Rhopalomyia capitata, the giant goldenrod bunch gall, is a species of gall midge in the family Cecidomyiidae. It is found across North America. They have been collected from Solidago canadensis, Solidago gigantea, and Solidago leavenworthii gallormers species page

==Gall and biology==

This is bivoltine species that produces similar galls in both generations. The spring-generation galls occur in early to mid May in young Solidago gigantea sprouts and are located close to the ground. First instar larvae that have overwintered in the rhizomes form the early galls The galls are composed of many short and narrow leaves, with 1-8 white, conical chambers containing a single orange larva each. The central complex of short leaves is surrounded by 5-10 much longer and wider leaves, creating a star-like shape with a diameter up to 10 cm. The spring-generation galls are similar to Dasineura folliculi galls, but lack the multiple short leaves at the center and instead have several wider leaves with yellowish spots on leaves below and around the gall. The all is composed of numerous small cells and with a diameter of 2.5 cm.

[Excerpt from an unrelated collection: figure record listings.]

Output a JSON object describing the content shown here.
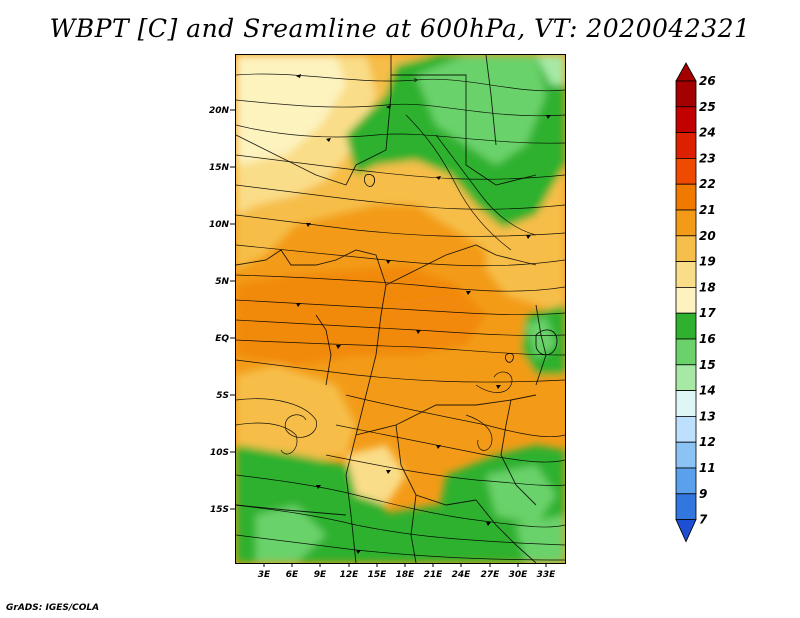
{
  "title": "WBPT [C] and Sreamline at 600hPa, VT: 2020042321",
  "footer": "GrADS: IGES/COLA",
  "axes": {
    "lat_labels": [
      "20N",
      "15N",
      "10N",
      "5N",
      "EQ",
      "5S",
      "10S",
      "15S"
    ],
    "lon_labels": [
      "3E",
      "6E",
      "9E",
      "12E",
      "15E",
      "18E",
      "21E",
      "24E",
      "27E",
      "30E",
      "33E"
    ]
  },
  "colorbar": {
    "labels": [
      "26",
      "25",
      "24",
      "23",
      "22",
      "21",
      "20",
      "19",
      "18",
      "17",
      "16",
      "15",
      "14",
      "13",
      "12",
      "11",
      "9",
      "7"
    ],
    "colors": [
      "#a50000",
      "#c30000",
      "#dd2000",
      "#ee4a00",
      "#f07a00",
      "#f39b18",
      "#f6be4a",
      "#fadd88",
      "#fdf3bf",
      "#2fb12f",
      "#6bd26b",
      "#a5e9a5",
      "#dff6f6",
      "#bde0ff",
      "#8cc3f5",
      "#5aa0ec",
      "#3276e0",
      "#1c4fd4"
    ]
  }
}
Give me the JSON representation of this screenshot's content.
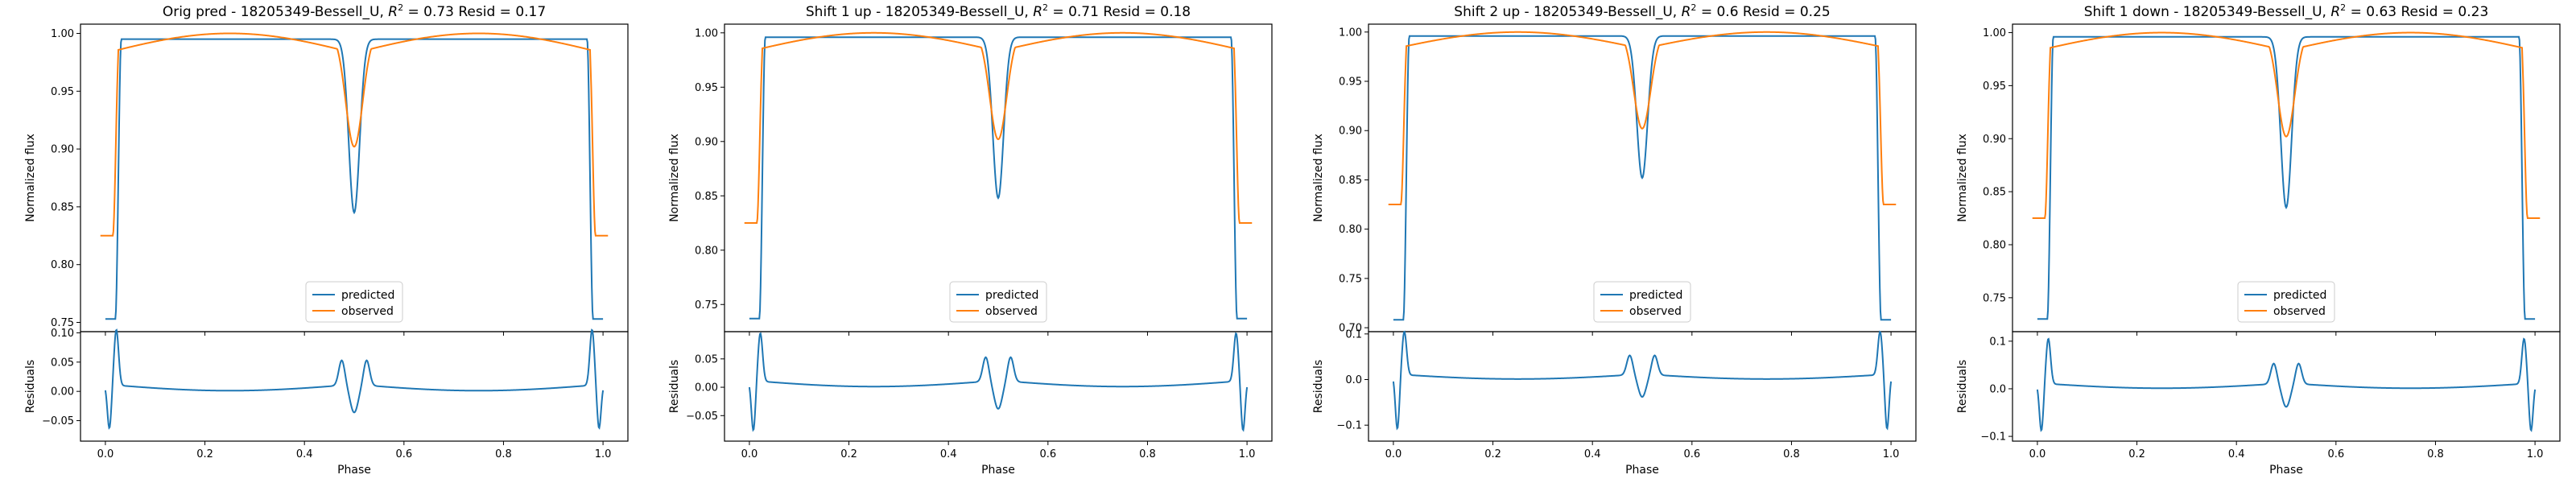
{
  "colors": {
    "predicted": "#1f77b4",
    "observed": "#ff7f0e",
    "axes": "#000000"
  },
  "chart_data": [
    {
      "type": "line",
      "title": "Orig pred - 18205349-Bessell_U, $R^2 = 0.73$ Resid = 0.17",
      "title_parts": {
        "prefix": "Orig pred - 18205349-Bessell_U, ",
        "r2_symbol": "R",
        "r2_exp": "2",
        "r2_value": " = 0.73",
        "suffix": " Resid = 0.17"
      },
      "xlabel": "Phase",
      "ylabel_main": "Normalized flux",
      "ylabel_resid": "Residuals",
      "xlim": [
        -0.05,
        1.05
      ],
      "ylim_main": [
        0.742,
        1.008
      ],
      "ylim_resid": [
        -0.085,
        0.102
      ],
      "xticks": [
        "0.0",
        "0.2",
        "0.4",
        "0.6",
        "0.8",
        "1.0"
      ],
      "yticks_main": [
        "0.75",
        "0.80",
        "0.85",
        "0.90",
        "0.95",
        "1.00"
      ],
      "yticks_resid": [
        "-0.05",
        "0.00",
        "0.05",
        "0.10"
      ],
      "legend": {
        "position": "lower-center",
        "entries": [
          "predicted",
          "observed"
        ]
      },
      "series_model": {
        "predicted": {
          "plateau": 0.995,
          "ingress_start": 0.02,
          "ingress_width": 0.012,
          "out_of_plateau": 0.753,
          "secondary_depth": 0.845,
          "secondary_halfwidth": 0.018
        },
        "observed": {
          "edge": 0.825,
          "peak": 1.0,
          "shoulder": 0.983,
          "edge_x": 0.025,
          "secondary_depth": 0.902
        }
      },
      "residual_model": {
        "spike": 0.095,
        "dip": -0.075,
        "inner_spike": 0.043,
        "inner_dip": -0.048,
        "baseline": 0.012
      }
    },
    {
      "type": "line",
      "title": "Shift 1 up - 18205349-Bessell_U, $R^2 = 0.71$ Resid = 0.18",
      "title_parts": {
        "prefix": "Shift 1 up - 18205349-Bessell_U, ",
        "r2_symbol": "R",
        "r2_exp": "2",
        "r2_value": " = 0.71",
        "suffix": " Resid = 0.18"
      },
      "xlabel": "Phase",
      "ylabel_main": "Normalized flux",
      "ylabel_resid": "Residuals",
      "xlim": [
        -0.05,
        1.05
      ],
      "ylim_main": [
        0.725,
        1.008
      ],
      "ylim_resid": [
        -0.095,
        0.098
      ],
      "xticks": [
        "0.0",
        "0.2",
        "0.4",
        "0.6",
        "0.8",
        "1.0"
      ],
      "yticks_main": [
        "0.75",
        "0.80",
        "0.85",
        "0.90",
        "0.95",
        "1.00"
      ],
      "yticks_resid": [
        "-0.05",
        "0.00",
        "0.05"
      ],
      "legend": {
        "position": "lower-center",
        "entries": [
          "predicted",
          "observed"
        ]
      },
      "series_model": {
        "predicted": {
          "plateau": 0.996,
          "ingress_start": 0.02,
          "ingress_width": 0.012,
          "out_of_plateau": 0.737,
          "secondary_depth": 0.848,
          "secondary_halfwidth": 0.018
        },
        "observed": {
          "edge": 0.825,
          "peak": 1.0,
          "shoulder": 0.983,
          "edge_x": 0.025,
          "secondary_depth": 0.902
        }
      },
      "residual_model": {
        "spike": 0.085,
        "dip": -0.088,
        "inner_spike": 0.043,
        "inner_dip": -0.05,
        "baseline": 0.012
      }
    },
    {
      "type": "line",
      "title": "Shift 2 up - 18205349-Bessell_U, $R^2 = 0.6$ Resid = 0.25",
      "title_parts": {
        "prefix": "Shift 2 up - 18205349-Bessell_U, ",
        "r2_symbol": "R",
        "r2_exp": "2",
        "r2_value": " = 0.6",
        "suffix": " Resid = 0.25"
      },
      "xlabel": "Phase",
      "ylabel_main": "Normalized flux",
      "ylabel_resid": "Residuals",
      "xlim": [
        -0.05,
        1.05
      ],
      "ylim_main": [
        0.696,
        1.008
      ],
      "ylim_resid": [
        -0.135,
        0.105
      ],
      "xticks": [
        "0.0",
        "0.2",
        "0.4",
        "0.6",
        "0.8",
        "1.0"
      ],
      "yticks_main": [
        "0.70",
        "0.75",
        "0.80",
        "0.85",
        "0.90",
        "0.95",
        "1.00"
      ],
      "yticks_resid": [
        "-0.1",
        "0.0",
        "0.1"
      ],
      "legend": {
        "position": "lower-center",
        "entries": [
          "predicted",
          "observed"
        ]
      },
      "series_model": {
        "predicted": {
          "plateau": 0.996,
          "ingress_start": 0.02,
          "ingress_width": 0.012,
          "out_of_plateau": 0.708,
          "secondary_depth": 0.852,
          "secondary_halfwidth": 0.018
        },
        "observed": {
          "edge": 0.825,
          "peak": 1.0,
          "shoulder": 0.983,
          "edge_x": 0.025,
          "secondary_depth": 0.902
        }
      },
      "residual_model": {
        "spike": 0.095,
        "dip": -0.12,
        "inner_spike": 0.043,
        "inner_dip": -0.05,
        "baseline": 0.012
      }
    },
    {
      "type": "line",
      "title": "Shift 1 down - 18205349-Bessell_U, $R^2 = 0.63$ Resid = 0.23",
      "title_parts": {
        "prefix": "Shift 1 down - 18205349-Bessell_U, ",
        "r2_symbol": "R",
        "r2_exp": "2",
        "r2_value": " = 0.63",
        "suffix": " Resid = 0.23"
      },
      "xlabel": "Phase",
      "ylabel_main": "Normalized flux",
      "ylabel_resid": "Residuals",
      "xlim": [
        -0.05,
        1.05
      ],
      "ylim_main": [
        0.718,
        1.008
      ],
      "ylim_resid": [
        -0.11,
        0.12
      ],
      "xticks": [
        "0.0",
        "0.2",
        "0.4",
        "0.6",
        "0.8",
        "1.0"
      ],
      "yticks_main": [
        "0.75",
        "0.80",
        "0.85",
        "0.90",
        "0.95",
        "1.00"
      ],
      "yticks_resid": [
        "-0.1",
        "0.0",
        "0.1"
      ],
      "legend": {
        "position": "lower-center",
        "entries": [
          "predicted",
          "observed"
        ]
      },
      "series_model": {
        "predicted": {
          "plateau": 0.996,
          "ingress_start": 0.02,
          "ingress_width": 0.012,
          "out_of_plateau": 0.73,
          "secondary_depth": 0.835,
          "secondary_halfwidth": 0.018
        },
        "observed": {
          "edge": 0.825,
          "peak": 1.0,
          "shoulder": 0.983,
          "edge_x": 0.025,
          "secondary_depth": 0.902
        }
      },
      "residual_model": {
        "spike": 0.095,
        "dip": -0.1,
        "inner_spike": 0.043,
        "inner_dip": -0.05,
        "baseline": 0.012
      }
    }
  ]
}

Pupae of the spring galls emerge from mid to late May and induce the much slower-developing summer-generation galls that have several wide leaves surrounding dozens of densely packed, smaller leaves, giving the gall a shape of a sunflower. The summer galls contain 6-20 white, conical chambers, and larvae of R. capitata are heavily attacked by parasitoids. Some shoot tips can support larvae of both species at the same time, resulting in galls with morphological attributes of both species, and ectoparasitoids are found feeding on the larvae and pupae of the gall inducer.